Beginning with the work of Langston Hughes, whose fears for the African American community echo fifty years later in Stevie Wonder’s urban chronicles, and including key American voices such as Nelson Algren, Thomas McGrath, Ann Petry, and Gwendolyn Brooks, as well as “Godfather of Rap” Gil Scott-Heron, this book tackles the mechanisms that compelled writers and musicians to reassert the worth and value of those they wrote about, opposing the fixing in place of moral classifications applied to cultures and people deemed of little worth.
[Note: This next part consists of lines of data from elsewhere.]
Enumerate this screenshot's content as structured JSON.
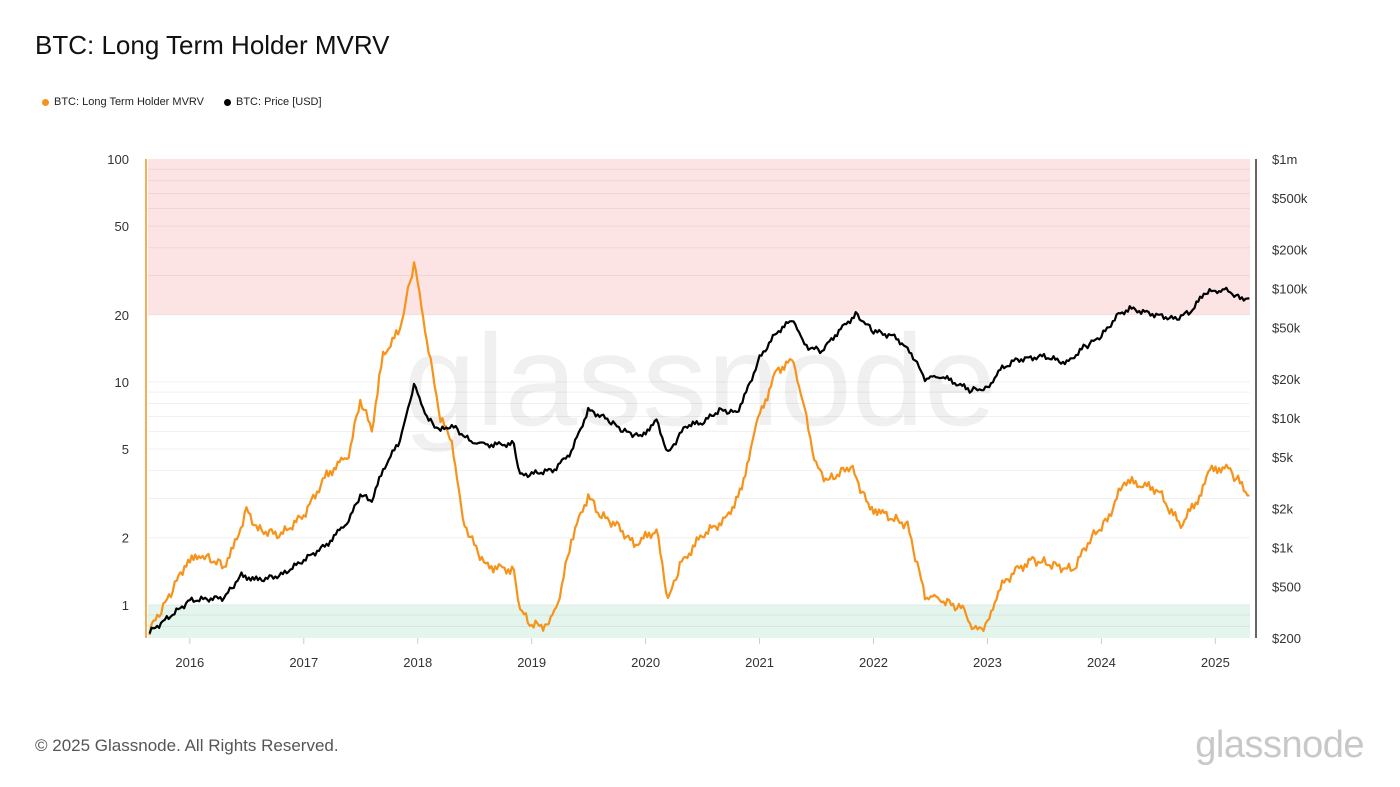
{
  "title": "BTC: Long Term Holder MVRV",
  "footer": "© 2025 Glassnode. All Rights Reserved.",
  "watermark": "glassnode",
  "chart_data": {
    "type": "line",
    "title": "BTC: Long Term Holder MVRV",
    "legend_position": "top-left",
    "grid": true,
    "x_range": [
      "2015-08-20",
      "2025-04-22"
    ],
    "x_ticks": [
      "2016",
      "2017",
      "2018",
      "2019",
      "2020",
      "2021",
      "2022",
      "2023",
      "2024",
      "2025"
    ],
    "y_left": {
      "scale": "log",
      "range": [
        0.71,
        100
      ],
      "ticks": [
        "1",
        "2",
        "5",
        "10",
        "20",
        "50",
        "100"
      ],
      "tick_values": [
        1,
        2,
        5,
        10,
        20,
        50,
        100
      ]
    },
    "y_right": {
      "scale": "log",
      "range": [
        200,
        1000000
      ],
      "ticks": [
        "$200",
        "$500",
        "$1k",
        "$2k",
        "$5k",
        "$10k",
        "$20k",
        "$50k",
        "$100k",
        "$200k",
        "$500k",
        "$1m"
      ],
      "tick_values": [
        200,
        500,
        1000,
        2000,
        5000,
        10000,
        20000,
        50000,
        100000,
        200000,
        500000,
        1000000
      ]
    },
    "bands": [
      {
        "axis": "left",
        "from": 20,
        "to": 100,
        "color": "#fde4e4"
      },
      {
        "axis": "left",
        "from": 0.71,
        "to": 1,
        "color": "#e3f5ec"
      }
    ],
    "series": [
      {
        "name": "BTC: Long Term Holder MVRV",
        "axis": "left",
        "color": "#f7931a",
        "points": [
          [
            "2015-08-25",
            0.77
          ],
          [
            "2015-10-20",
            1.05
          ],
          [
            "2015-12-15",
            1.5
          ],
          [
            "2016-02-05",
            1.67
          ],
          [
            "2016-04-20",
            1.5
          ],
          [
            "2016-05-25",
            1.86
          ],
          [
            "2016-07-01",
            2.67
          ],
          [
            "2016-08-07",
            2.17
          ],
          [
            "2016-10-20",
            2.06
          ],
          [
            "2017-01-01",
            2.53
          ],
          [
            "2017-03-15",
            3.83
          ],
          [
            "2017-05-25",
            4.7
          ],
          [
            "2017-07-01",
            8.3
          ],
          [
            "2017-08-07",
            6.1
          ],
          [
            "2017-09-12",
            13.2
          ],
          [
            "2017-11-05",
            17.1
          ],
          [
            "2017-12-20",
            34.5
          ],
          [
            "2018-02-05",
            13.9
          ],
          [
            "2018-03-15",
            6.8
          ],
          [
            "2018-04-20",
            5.5
          ],
          [
            "2018-05-25",
            2.4
          ],
          [
            "2018-07-01",
            1.86
          ],
          [
            "2018-08-07",
            1.5
          ],
          [
            "2018-11-05",
            1.43
          ],
          [
            "2018-11-25",
            0.95
          ],
          [
            "2019-01-01",
            0.81
          ],
          [
            "2019-02-25",
            0.81
          ],
          [
            "2019-04-01",
            1.1
          ],
          [
            "2019-05-08",
            1.96
          ],
          [
            "2019-07-01",
            3.1
          ],
          [
            "2019-08-07",
            2.53
          ],
          [
            "2019-10-01",
            2.28
          ],
          [
            "2019-11-25",
            1.86
          ],
          [
            "2020-02-05",
            2.17
          ],
          [
            "2020-03-13",
            1.05
          ],
          [
            "2020-04-20",
            1.5
          ],
          [
            "2020-07-01",
            2.06
          ],
          [
            "2020-09-12",
            2.4
          ],
          [
            "2020-11-05",
            3.28
          ],
          [
            "2020-12-15",
            6.1
          ],
          [
            "2021-01-20",
            8.3
          ],
          [
            "2021-02-25",
            11.3
          ],
          [
            "2021-04-20",
            12.5
          ],
          [
            "2021-05-25",
            7.5
          ],
          [
            "2021-07-01",
            4.2
          ],
          [
            "2021-08-07",
            3.6
          ],
          [
            "2021-10-20",
            4.2
          ],
          [
            "2021-12-15",
            2.8
          ],
          [
            "2022-02-05",
            2.53
          ],
          [
            "2022-04-20",
            2.28
          ],
          [
            "2022-06-15",
            1.1
          ],
          [
            "2022-08-07",
            1.05
          ],
          [
            "2022-10-20",
            0.95
          ],
          [
            "2022-11-18",
            0.77
          ],
          [
            "2023-01-01",
            0.81
          ],
          [
            "2023-02-05",
            1.17
          ],
          [
            "2023-04-01",
            1.43
          ],
          [
            "2023-05-25",
            1.59
          ],
          [
            "2023-08-07",
            1.5
          ],
          [
            "2023-10-01",
            1.43
          ],
          [
            "2023-11-25",
            1.96
          ],
          [
            "2024-01-20",
            2.4
          ],
          [
            "2024-03-15",
            3.6
          ],
          [
            "2024-05-08",
            3.45
          ],
          [
            "2024-07-01",
            3.28
          ],
          [
            "2024-08-07",
            2.67
          ],
          [
            "2024-09-12",
            2.28
          ],
          [
            "2024-11-05",
            2.96
          ],
          [
            "2024-12-15",
            4.0
          ],
          [
            "2025-02-05",
            4.2
          ],
          [
            "2025-03-15",
            3.6
          ],
          [
            "2025-04-20",
            3.1
          ]
        ]
      },
      {
        "name": "BTC: Price [USD]",
        "axis": "right",
        "color": "#000000",
        "points": [
          [
            "2015-08-25",
            222
          ],
          [
            "2015-11-25",
            330
          ],
          [
            "2016-01-01",
            390
          ],
          [
            "2016-04-20",
            410
          ],
          [
            "2016-06-15",
            610
          ],
          [
            "2016-08-07",
            560
          ],
          [
            "2016-10-20",
            610
          ],
          [
            "2017-01-01",
            800
          ],
          [
            "2017-03-15",
            1050
          ],
          [
            "2017-05-25",
            1620
          ],
          [
            "2017-07-01",
            2550
          ],
          [
            "2017-08-07",
            2300
          ],
          [
            "2017-09-12",
            4000
          ],
          [
            "2017-11-05",
            6700
          ],
          [
            "2017-12-20",
            18000
          ],
          [
            "2018-02-05",
            9600
          ],
          [
            "2018-03-15",
            8000
          ],
          [
            "2018-04-20",
            8800
          ],
          [
            "2018-06-15",
            6700
          ],
          [
            "2018-08-07",
            6200
          ],
          [
            "2018-11-05",
            6300
          ],
          [
            "2018-11-25",
            3600
          ],
          [
            "2019-01-01",
            3700
          ],
          [
            "2019-03-15",
            4000
          ],
          [
            "2019-05-08",
            5500
          ],
          [
            "2019-07-01",
            11500
          ],
          [
            "2019-08-25",
            10000
          ],
          [
            "2019-10-20",
            8000
          ],
          [
            "2019-12-15",
            7200
          ],
          [
            "2020-02-05",
            9500
          ],
          [
            "2020-03-13",
            5300
          ],
          [
            "2020-05-08",
            8700
          ],
          [
            "2020-07-01",
            9200
          ],
          [
            "2020-08-25",
            11500
          ],
          [
            "2020-10-20",
            11000
          ],
          [
            "2020-11-25",
            17000
          ],
          [
            "2021-01-01",
            29000
          ],
          [
            "2021-02-25",
            46000
          ],
          [
            "2021-04-20",
            58000
          ],
          [
            "2021-05-25",
            36000
          ],
          [
            "2021-07-20",
            33000
          ],
          [
            "2021-09-12",
            47000
          ],
          [
            "2021-11-05",
            63000
          ],
          [
            "2022-01-01",
            47000
          ],
          [
            "2022-03-15",
            42000
          ],
          [
            "2022-05-08",
            30000
          ],
          [
            "2022-06-15",
            20000
          ],
          [
            "2022-08-07",
            21000
          ],
          [
            "2022-11-05",
            16500
          ],
          [
            "2023-01-01",
            16800
          ],
          [
            "2023-02-05",
            23000
          ],
          [
            "2023-04-01",
            28000
          ],
          [
            "2023-07-01",
            30000
          ],
          [
            "2023-09-12",
            26500
          ],
          [
            "2023-11-05",
            35000
          ],
          [
            "2024-01-01",
            43000
          ],
          [
            "2024-02-25",
            63000
          ],
          [
            "2024-04-01",
            70000
          ],
          [
            "2024-07-01",
            62000
          ],
          [
            "2024-08-25",
            58000
          ],
          [
            "2024-10-20",
            68000
          ],
          [
            "2024-11-25",
            92000
          ],
          [
            "2025-01-01",
            96000
          ],
          [
            "2025-02-05",
            98000
          ],
          [
            "2025-03-15",
            85000
          ],
          [
            "2025-04-20",
            84000
          ]
        ]
      }
    ]
  }
}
Without adequate analysis of those classifications, and particularly the role of moral attribution in identifying and categorizing those deemed unworthy, we struggle to understand inequality’s impact on society and individuals—leading to a partial conceptualization of how it is understood and experienced.
Recognizing that new ways of thinking about class, dominated by moral questions but with real material effects, and its impact on writers, musicians, and society are at stake, this interdisciplinary project redefines discourses on inequality in the United States today.
Ian Peddie is Professor of English at Sul Ross State University, USA. He is the author and editor of numerous works on literature and culture, including Music and Protest (2012), Popular Music and Human Rights, Volumes I and II (2011), and The Resisting Muse: Popular Music and Social Protest (2006).